Já segundo Lucas, no curto prazo, é possível que o brasileiro observe um pequeno aumento na conta, mas que o cenário tende a ser positivo.

“A conta de luz, no longo prazo, principalmente com o aumento de investimentos da companhia, deve ficar mais barata. Isso porque a Eletrobras terá a capacidade de investir em novas formas de gerar energia e de aumentar a eficiência no processo de geração e diminuir as perdas no processo de transmissão”, afirma. “Mas, no curto prazo, é possível que a gente perceba um pequeno aumento na conta de luz”, completa.

Lucas ainda alerta que, por mais que haja muitos desses benefícios, eles podem ser pesadamente reduzidos pelos chamados “jabutis”, que são os investimentos obrigatórios pelo Projeto de Lei (PL) em fontes de energias ineficientes e poluentes.

“O grande problema que anula parte desses benefícios são esses jabutis colocados na política de privatização da companhia, como a contratação de termelétricas movidas a gás natural, a prorrogação de contratos de usinas ineficientes, e diversas outras coisas que vão contra tanto aos critérios de ESG quanto à lógica de mercado. Várias dessas que, inclusive, serão pagas pelo consumidor e acabarão escondendo muitos dos ganhos que aconteceriam com uma privatização bem feita”, afirma o macroeconomista. 

Impacto nos empregos

Além dos ministros do TCU, a Associação dos Empregados da Eletrobras (AEEL) também foi contra a privatização, tentando, inclusive, suspendê-la. A organização chegou a montar uma apresentação com mais de 100 páginas refutando os motivos dados pelo governo para a desestatização da companhia. 

O economista da Go Associados explica que, como em toda empresa privatizada, é possível que esses trabalhadores sejam afetados de alguma forma, seja com uma redução no número de cargos ou uma diminuição dos salários. 

A Eletrobras já passou por um enxugamento substancial do número de funcionários nos últimos anos. 

Segundo Tiago Cosenza, desde 2017, quando foi proposta a desestatização da companhia, o número de funcionários da estatal caiu 43,6%, o que significa um corte de 9,4 mil pessoas. 

“O modelo de desestatização da Eletrobras não prevê mecanismos de proteção contra futuras demissões após a privatização. O fato é que, com a privatização, os trabalhadores da companhia passam a se sujeitar à dinâmica de uma empresa privada, portanto, ao regime celetista”, afirma. Cosenza ainda pondera que mesmo com a redução substancial nos últimos anos, a Eletrobras possui hoje 12.160 empregados. 

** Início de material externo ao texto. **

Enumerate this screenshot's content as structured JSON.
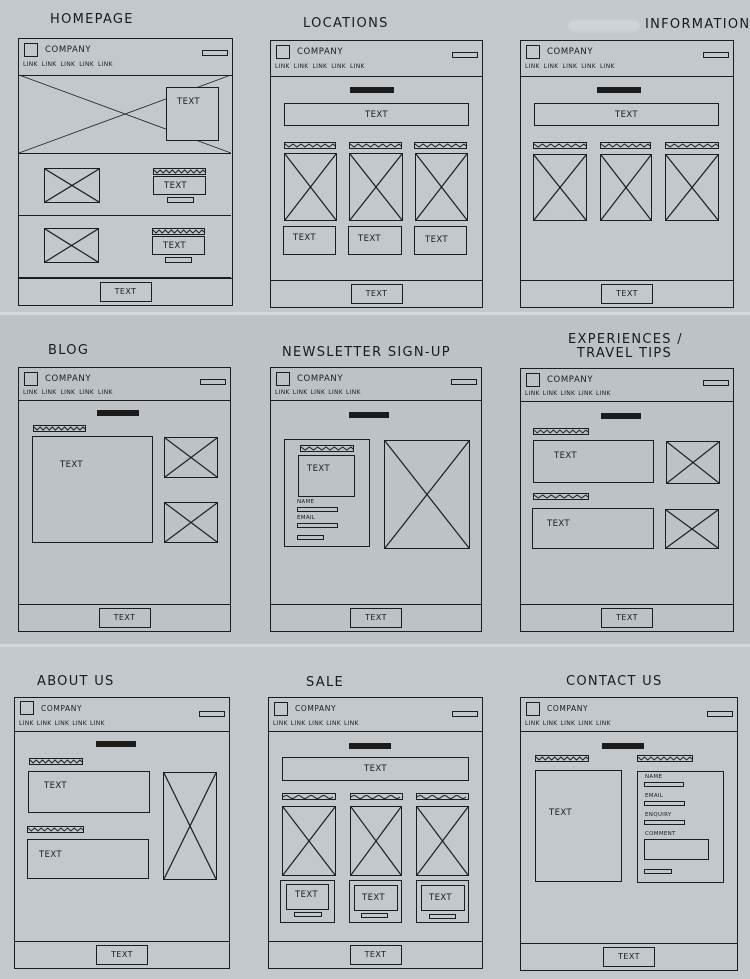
{
  "sheet": {
    "description": "Hand-drawn website wireframe sketches, 9 pages in a 3x3 grid",
    "colors": {
      "paper": "#c3c8cc",
      "ink": "#1d1d1d"
    }
  },
  "common": {
    "company": "COMPANY",
    "nav_links": [
      "LINK",
      "LINK",
      "LINK",
      "LINK",
      "LINK"
    ],
    "footer_button": "TEXT",
    "placeholder_text": "TEXT"
  },
  "pages": {
    "homepage": {
      "title": "Homepage",
      "hero_text": "TEXT",
      "rows": [
        {
          "text": "TEXT"
        },
        {
          "text": "TEXT"
        }
      ]
    },
    "locations": {
      "title": "Locations",
      "banner_text": "TEXT",
      "cards": [
        {
          "text": "TEXT"
        },
        {
          "text": "TEXT"
        },
        {
          "text": "TEXT"
        }
      ]
    },
    "information": {
      "title": "Information",
      "banner_text": "TEXT"
    },
    "blog": {
      "title": "Blog",
      "post_text": "TEXT"
    },
    "newsletter": {
      "title": "Newsletter Sign-up",
      "intro_text": "TEXT",
      "fields": [
        {
          "label": "NAME"
        },
        {
          "label": "EMAIL"
        }
      ]
    },
    "experiences": {
      "title_line1": "Experiences /",
      "title_line2": "Travel Tips",
      "items": [
        {
          "text": "TEXT"
        },
        {
          "text": "TEXT"
        }
      ]
    },
    "about": {
      "title": "About us",
      "sections": [
        {
          "text": "TEXT"
        },
        {
          "text": "TEXT"
        }
      ]
    },
    "sale": {
      "title": "Sale",
      "banner_text": "TEXT",
      "products": [
        {
          "text": "TEXT"
        },
        {
          "text": "TEXT"
        },
        {
          "text": "TEXT"
        }
      ]
    },
    "contact": {
      "title": "Contact us",
      "info_text": "TEXT",
      "fields": [
        {
          "label": "NAME"
        },
        {
          "label": "EMAIL"
        },
        {
          "label": "ENQUIRY"
        },
        {
          "label": "COMMENT"
        }
      ]
    }
  }
}
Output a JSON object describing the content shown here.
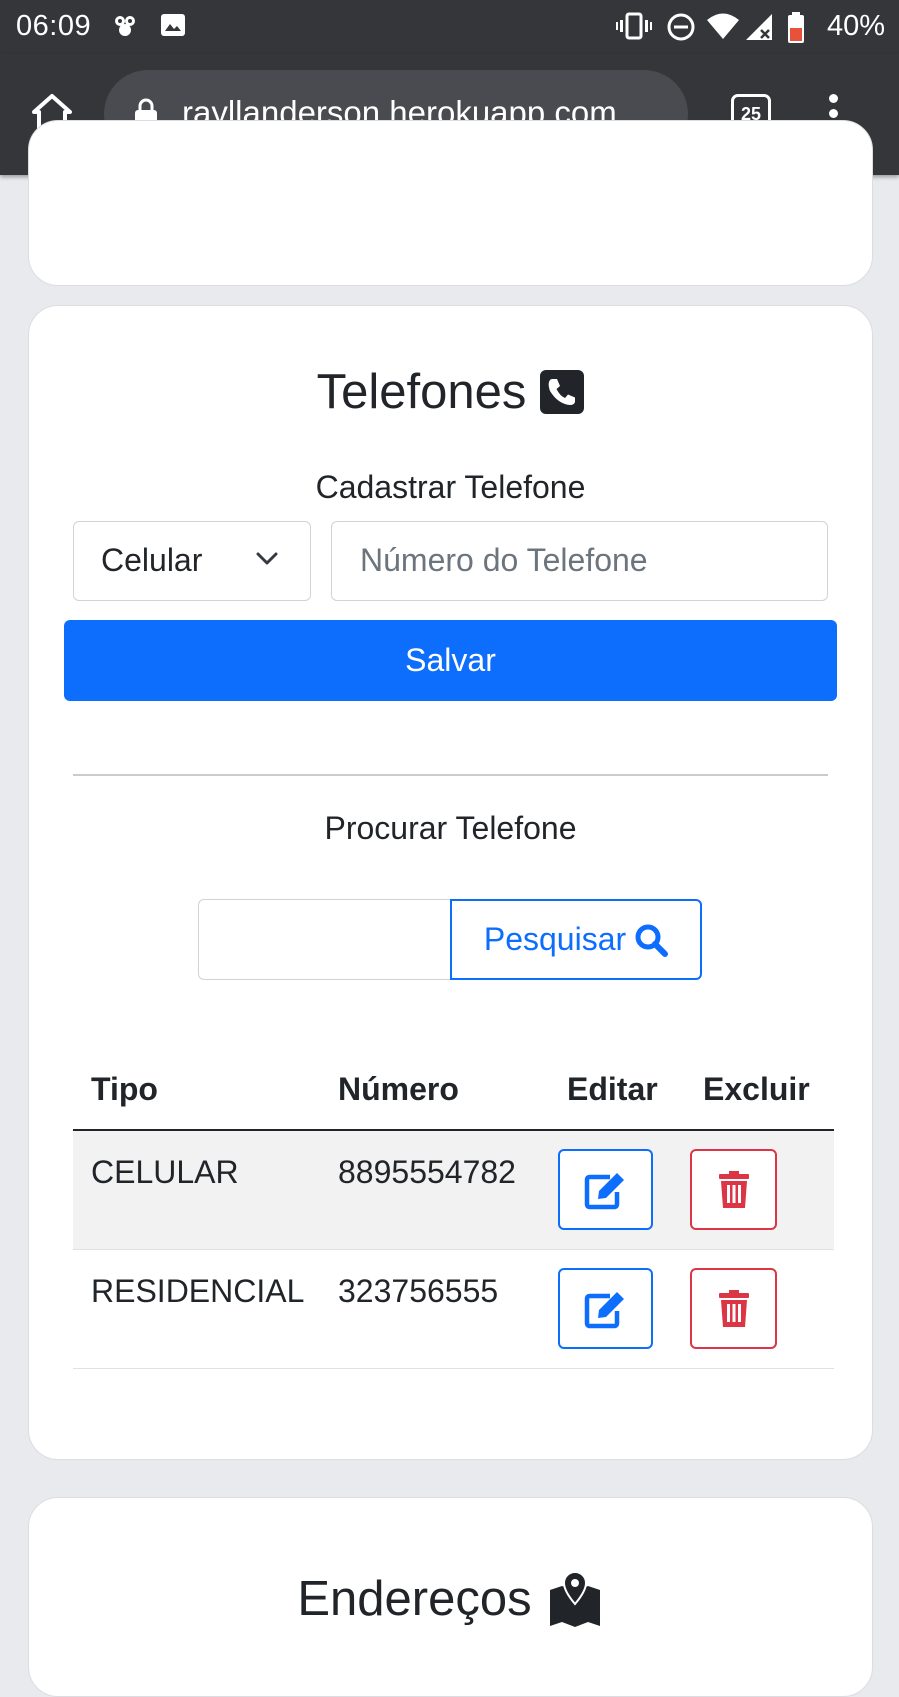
{
  "statusbar": {
    "time": "06:09",
    "battery": "40%"
  },
  "browser": {
    "url": "rayllanderson.herokuapp.com",
    "tab_count": "25"
  },
  "phones_card": {
    "title": "Telefones",
    "register_label": "Cadastrar Telefone",
    "type_select_value": "Celular",
    "number_placeholder": "Número do Telefone",
    "save_label": "Salvar",
    "search_label": "Procurar Telefone",
    "search_button_label": "Pesquisar",
    "table": {
      "headers": [
        "Tipo",
        "Número",
        "Editar",
        "Excluir"
      ],
      "rows": [
        {
          "tipo": "CELULAR",
          "numero": "8895554782"
        },
        {
          "tipo": "RESIDENCIAL",
          "numero": "323756555"
        }
      ]
    }
  },
  "address_card": {
    "title": "Endereços"
  },
  "colors": {
    "primary": "#0d6efd",
    "danger": "#dc3545",
    "browser_chrome": "#35363a",
    "page_bg": "#e9eaee"
  }
}
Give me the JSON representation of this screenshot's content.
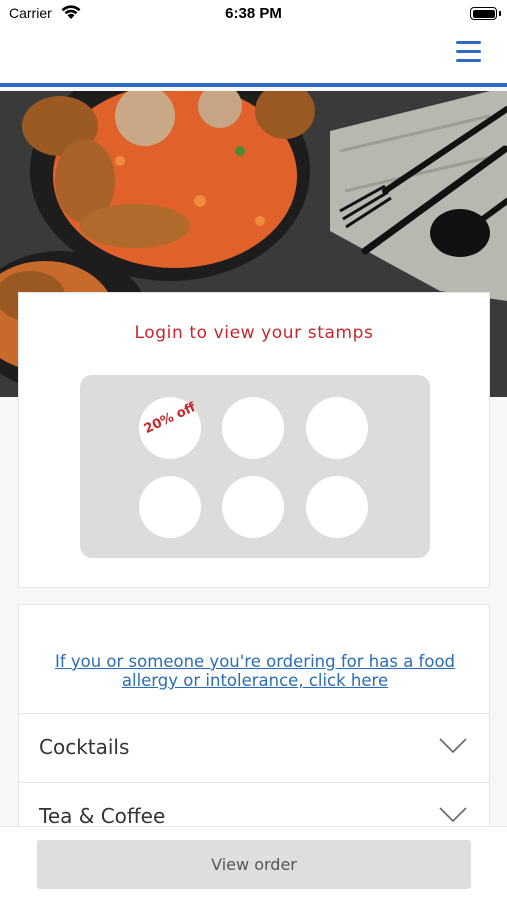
{
  "status_bar": {
    "carrier": "Carrier",
    "time": "6:38 PM"
  },
  "nav": {
    "menu_icon": "hamburger-menu-icon",
    "accent_color": "#2c6bc1"
  },
  "stamps": {
    "title": "Login to view your stamps",
    "reward_label": "20% off",
    "total_stamps": 6,
    "title_color": "#c6272b"
  },
  "menu": {
    "allergy_link": "If you or someone you're ordering for has a food allergy or intolerance, click here",
    "categories": [
      {
        "label": "Cocktails"
      },
      {
        "label": "Tea & Coffee"
      }
    ]
  },
  "footer": {
    "view_order_label": "View order"
  }
}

Prós e contras para o investidor

Rogério Araújo lembra que, com a privatização da Eletrobras, o investimento em expansão e modernização passará para R$ 12 bilhões, contando com o aporte de capital dos novos acionistas. “Isso permitirá que as ações se valorizem, o que não tem acontecido nos últimos anos de forma consistente como acontece com a Petrobras (PETR3PETR4) e com a Vale (VALE3)“.

Até as 12h de quarta-feira (8), trabalhadores com carteira assinada puderam manifestar o interesse em comprar ações da energética com recursos do Fundo de Garantia do Tempo de Serviço (FGTS)

Um relatório feito por Cláudio Conde e Cauê Ribeiro, analistas da Levante Investimentos, elencou os principais motivos para comprar ou não as ações na privatização da Eletrobras.

Segundo os analistas, será muito bom para a companhia e para o setor elétrico brasileiro ter um grupo de controle formado por investidores financeiros privados (fundos focados no setor elétrico e fundos de pensão estrangeiros e brasileiros) e fundos de investidores privados estrangeiros e locais e operadores do setor elétrico (grupos locais) com objetivos de longo prazo.

Outro ponto positivo apontado no relatório é a previsão de aumento de Ebitda (lucro antes de juros, impostos, depreciação e amortização), lucro e dividendos. Os resultados podem subir em torno de 50% em 2 anos, segundo o documento.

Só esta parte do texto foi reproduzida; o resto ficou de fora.